CLASSIC REEL: Fatal Attraction

Cast: Michael Douglas, Glenn Close and Anne Archer

Directed by: Adrian Lyne

Year of Release: 1987

Plot:  A married man has a weekend fling with another woman. This turns out very unwise as his lover refuses to accept their ‘relationship’ is over.

Inspired by the 1980 short film Diversion, this classic movie’s story line says it all; a man faces the consequences of his infidelity. And not from his wife but from the woman he stupidly slept with while the missus and their daughter were away. And before male viewers out there grumble they are being unfairly picked on, they will be satisfied to know that several years later, Adrian Lyne directed another movie about a cheating spouse (the wife this time), Unfaithful. Moving on.

Fatal Attraction did very well in the box office the year it was released, with six Oscar nominations; one of which Best Supporting Actress for Glenn Close, who played Alex. Glenn Close really stole the show as the woman scorned but unfortunately was robbed of the Oscar she really deserved. Her reaction after being told the fling was over was spot on and her stalking and devious ways of getting back at Dan (Michael Douglas) will have you at the end of your seat, wondering what else she would do to him or his family. But while it clearly teaches men not to stray, it does stir some points to note.  

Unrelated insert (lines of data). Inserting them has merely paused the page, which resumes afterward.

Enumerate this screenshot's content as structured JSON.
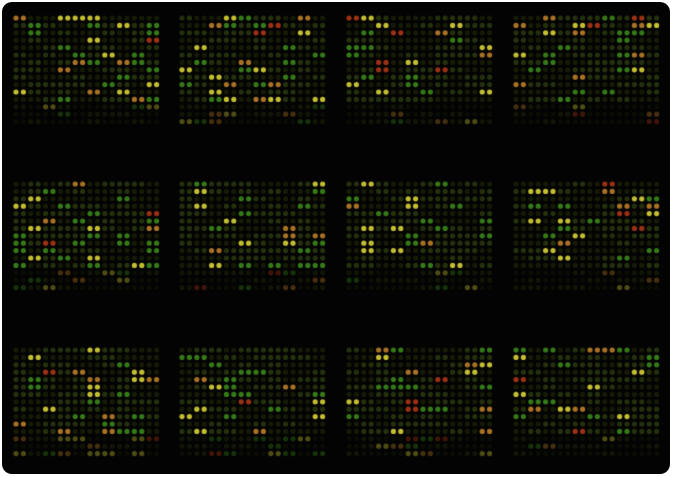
{
  "image": {
    "subject": "microarray",
    "background_color": "#030303",
    "block_grid": {
      "rows": 3,
      "cols": 4
    },
    "spots_per_block": {
      "rows": 15,
      "cols": 20
    },
    "spot_colors": {
      "dim": "#2c3a10",
      "green": "#3f8f1c",
      "yellow": "#e6e03a",
      "orange": "#c7862a",
      "red": "#b83a18"
    }
  }
}
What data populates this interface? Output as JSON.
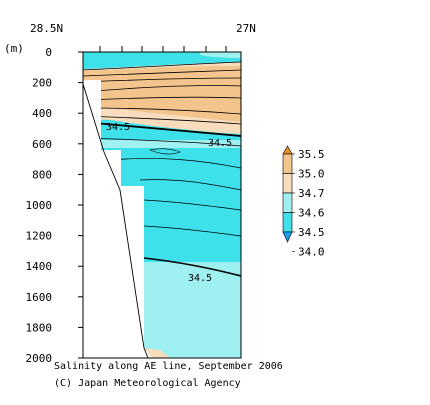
{
  "chart_data": {
    "type": "contour",
    "title": "Salinity along AE line, September 2006",
    "credit": "(C) Japan Meteorological Agency",
    "x_labels": {
      "left": "28.5N",
      "right": "27N"
    },
    "y_unit": "(m)",
    "ylim": [
      0,
      2000
    ],
    "yticks": [
      0,
      200,
      400,
      600,
      800,
      1000,
      1200,
      1400,
      1600,
      1800,
      2000
    ],
    "contour_labels": [
      "34.5",
      "34.5",
      "34.5"
    ],
    "legend": {
      "levels": [
        "35.5",
        "35.0",
        "34.7",
        "34.6",
        "34.5",
        "34.0"
      ],
      "colors": [
        "#e8902a",
        "#f3c48c",
        "#f7dcbe",
        "#9ff0f0",
        "#3ee0ea",
        "#1a9cf0"
      ]
    },
    "fills": {
      "high": "#f3c48c",
      "mid": "#f7dcbe",
      "lowmid": "#9ff0f0",
      "low": "#3ee0ea",
      "lowest": "#1a9cf0"
    }
  }
}
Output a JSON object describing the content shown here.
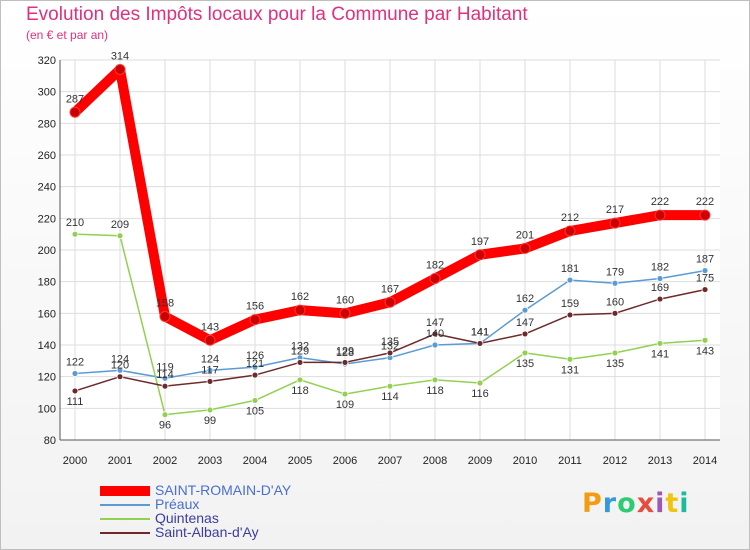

Before you begin feeling sorry for him, remember it was Dan’s choice to cheat on his wife (Anne Archer), whom he professes to love very much. Why did he cheat in the first place? Out of boredom or there was something Beth couldn’t do for him in the marital bed? Probably the second one, since the sex between them was pretty much rough and personal opinion, cringe worthy. She even asked him, when they discuss his daughter and how long he has been married, 'Then what are you doing here?' 
 Dan and Alex have an agreement that’s it’s just a fling. Yet we see them happily running in the park with his dog, as though they were actually a couple and they have sex again afterwards. Some agreement! Dan had it all but he decided to be selfish and daring by exploring outside his marriage. Men!

And then suddenly, Alex; who at the beginning is the epitome of a successful, independent woman- she is an editor in a publishing firm- is suddenly the bad guy. She’s gotten so attached and obsessed with Dan. She slashes her wrists to stop him from leaving, and she constantly calls him and won’t leave him alone. 
Her classic line, ‘I will not be *ignored*’ and said so calmly too indicates she would go to any lengths to keep Dan for herself and remind him who he was dealing with. Seeing her becoming more and more unhinged and psychotic was really scary to say the least; especially the part she unconsciously cut her own leg with a kitchen knife (which by the way Glenn Close kept as a souvenir). Dan was the one who acted irresponsibly by having an affair with her and he becomes the victim, while Alex is the psychotic witch he’s trying to shake off. Should we agree he’s the one who made her the way she turned out later, or was he simply unfortunate to pick a woman who had serious abandonment issues?
It’s only when Alex does a terrible thing to his daughter that Dan finally confessed to his wife. The rest of the movie has Alex reaching her breaking point and we see the final (and very memorable) climax.

 Moral of the story? Simple... never cheat on your spouse.